A recent paper in Science Advances discusses the progress Richard Dixon, associate director of the BioDiscovery Institute at UNT, and his team have made in their work to understand how plants make condensed tannins. Their goal is to engineer condensed tannins to make alfalfa more nutritious and less likely to cause bloat in livestock.
“This paper may be the final step in understanding an incredibly complicated process,” Dixon said.
He said the research could not only affect food supply for animals and humans who eat the animals, but also potentially have environmental effects on greenhouse gases.
“The negative contributions of agriculture to climate change through methane release from cattle are huge,” Dixon said. “Developing forage crops that would result in less methane production is really important, if we're to carry on eating beef going into the future.
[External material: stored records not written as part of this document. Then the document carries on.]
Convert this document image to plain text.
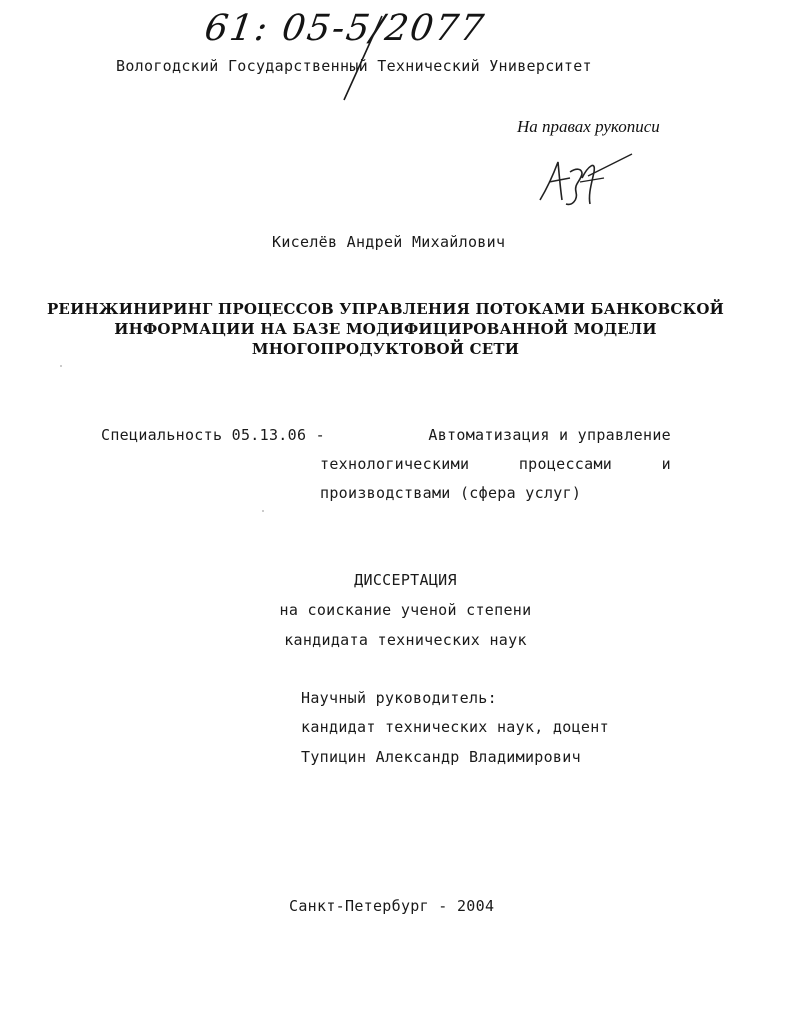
61: 05-5/2077
Вологодский Государственный Технический Университет
На правах рукописи
Киселёв Андрей Михайлович
РЕИНЖИНИРИНГ ПРОЦЕССОВ УПРАВЛЕНИЯ ПОТОКАМИ БАНКОВСКОЙ
ИНФОРМАЦИИ НА БАЗЕ МОДИФИЦИРОВАННОЙ МОДЕЛИ
МНОГОПРОДУКТОВОЙ СЕТИ
Специальность 05.13.06 -	Автоматизация и управление
технологическими процессами и
производствами (сфера услуг)
ДИССЕРТАЦИЯ
на соискание ученой степени
кандидата технических наук
Научный руководитель:
кандидат технических наук, доцент
Тупицин Александр Владимирович
Санкт-Петербург - 2004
An understanding of tannins can make the wine better and the steak more sustainable.”
Dixon has worked on the synthesis of tannins for several years, pushing the field toward a more complete understanding of how the molecules are made within plants. UNT researchers Ji Hyung Jun and Nan Lu, co-authors on his most recent paper, are looking to expand on the research with other crops.
They are currently working with Dixon to increase tannins in soybeans and introduce them into corn, where tannins are not naturally found. Corn is proving more difficult, as it is not clear what is missing to allow tannin formation. The research could lead to breakthroughs in issues facing many food types.
“Beans are a staple crop in many developing countries,” Dixon said. “The tannins in the seed coats of beans may be detrimental as they can bind iron, causing iron deficiency in people for whom these crops are a main component of the diet. From our perspective, the more we know about how to make tannins, and how to not make tannins, the more applications we can find.”
Dixon said he is looking forward to seeing what future researchers do with the research he started. In many cases, his past breakthroughs have shown that the ways in which these complex molecules are formed are much more nuanced than anyone initially believed.